Rewind a few hours and a packed house hooted and cheered for the Pogues to take the stage as the voice of Joe Strummer preceded the band. The Pogues, after decades of being defunct, have found a nice niche as a novelty act. MacGowan, one of the greatest songwriters of his time, is probably too addled with years of drug and alcohol abuse to recapture his muse, but god dammit if those old songs aren’t still fucking fantastic. In fact, almost every tune from Rum, Sodomy and the Lash and If I Should Fall From Grace With God has become indelible, the fusion of punk and Irish folk becoming nothing less than pure folk. So, it’s understandable that a nostalgia act would concentrate on those timeless tunes. Imagine seeing Zeppelin performing all of IV and you get my drift.

Unfortunately, MacGowan’s excesses have left him worse for wear. Remember, this is the guy the band kicked out in the early ’90s for being such a drunken asshole. As he walked onto the stage with a lit cigarette and looking better than I have seen him in the past few years, MacGowan shouted, “Fuck you, too!” While most of the Pogues appeared to have wizened from age, MacGowan has become bloated and toothless. No bother, the initial shock wore off when the band launched into the familiar strains of “Streams of Whiskey.”

There comes the trade-off. Though the band sounded excellent, MacGowan mangled the lyrics to many of the songs.
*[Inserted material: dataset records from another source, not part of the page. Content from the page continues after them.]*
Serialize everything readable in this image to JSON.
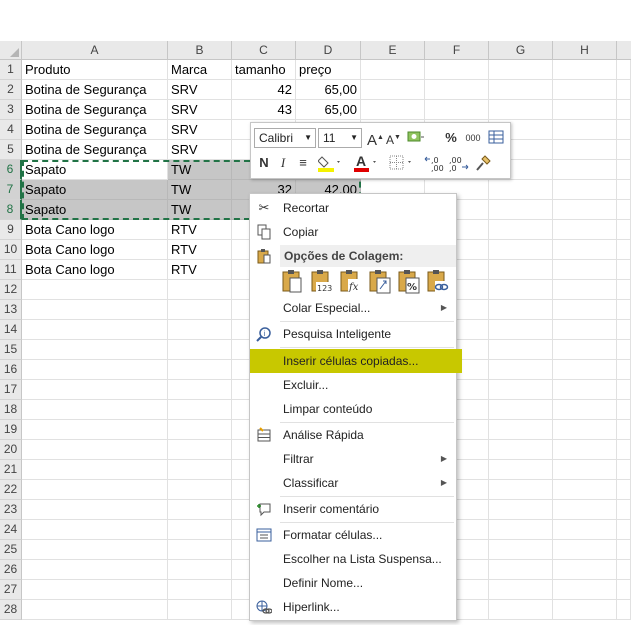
{
  "columns": [
    "A",
    "B",
    "C",
    "D",
    "E",
    "F",
    "G",
    "H"
  ],
  "rows": [
    "1",
    "2",
    "3",
    "4",
    "5",
    "6",
    "7",
    "8",
    "9",
    "10",
    "11",
    "12",
    "13",
    "14",
    "15",
    "16",
    "17",
    "18",
    "19",
    "20",
    "21",
    "22",
    "23",
    "24",
    "25",
    "26",
    "27",
    "28"
  ],
  "cells": [
    [
      "Produto",
      "Marca",
      "tamanho",
      "preço"
    ],
    [
      "Botina de Segurança",
      "SRV",
      "42",
      "65,00"
    ],
    [
      "Botina de Segurança",
      "SRV",
      "43",
      "65,00"
    ],
    [
      "Botina de Segurança",
      "SRV",
      "",
      ""
    ],
    [
      "Botina de Segurança",
      "SRV",
      "",
      ""
    ],
    [
      "Sapato",
      "TW",
      "",
      ""
    ],
    [
      "Sapato",
      "TW",
      "32",
      "42,00"
    ],
    [
      "Sapato",
      "TW",
      "",
      ""
    ],
    [
      "Bota Cano logo",
      "RTV",
      "",
      ""
    ],
    [
      "Bota Cano logo",
      "RTV",
      "",
      ""
    ],
    [
      "Bota Cano logo",
      "RTV",
      "",
      ""
    ]
  ],
  "minitoolbar": {
    "font_name": "Calibri",
    "font_size": "11",
    "percent": "%",
    "thousands": "000",
    "bold": "N",
    "italic": "I",
    "align": "≡",
    "font_color": "A",
    "dec_inc": "←,0 ,00",
    "dec_dec": ",00 →,0"
  },
  "context_menu": {
    "cut": "Recortar",
    "copy": "Copiar",
    "paste_options_title": "Opções de Colagem:",
    "paste_formulas": "fx",
    "paste_values": "123",
    "paste_percent": "%",
    "paste_special": "Colar Especial...",
    "smart_lookup": "Pesquisa Inteligente",
    "insert_copied": "Inserir células copiadas...",
    "delete": "Excluir...",
    "clear": "Limpar conteúdo",
    "quick_analysis": "Análise Rápida",
    "filter": "Filtrar",
    "sort": "Classificar",
    "insert_comment": "Inserir comentário",
    "format_cells": "Formatar células...",
    "pick_list": "Escolher na Lista Suspensa...",
    "define_name": "Definir Nome...",
    "hyperlink": "Hiperlink..."
  },
  "colors": {
    "selection_green": "#217346",
    "menu_highlight": "#c8c800",
    "selected_fill": "#c6c6c6"
  }
}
True, paeans of unbridled joy such as “Bottle of Smoke” and the ghastly terror of “The Turkish Song of the Damned” are supposed to be sloppy, but MacGowan was more or less incoherent for a good number of selections. But you have to leaven that with the fact you’re seeing the Pogues in concert. For some, it’s a once in a lifetime opportunity. I know MacGowan is capable of better, however; I have seen the Pogues twice in recent years and he seemed a little off that evening. No bother, the songs he did enunciate like “Dirty Old Town” and set-closer “Sick Bed of Cuchulainn,” it was amazing.

It is probably wrong to expect precision at a Pogues show. It is wrong to expect a well-behaved crowd. “This ain’t rock ‘n’ roll. This is patricide,” Stacy yelled towards the end of the show. He’s damned right and we’re lucky to all be alive in the same place at the same time.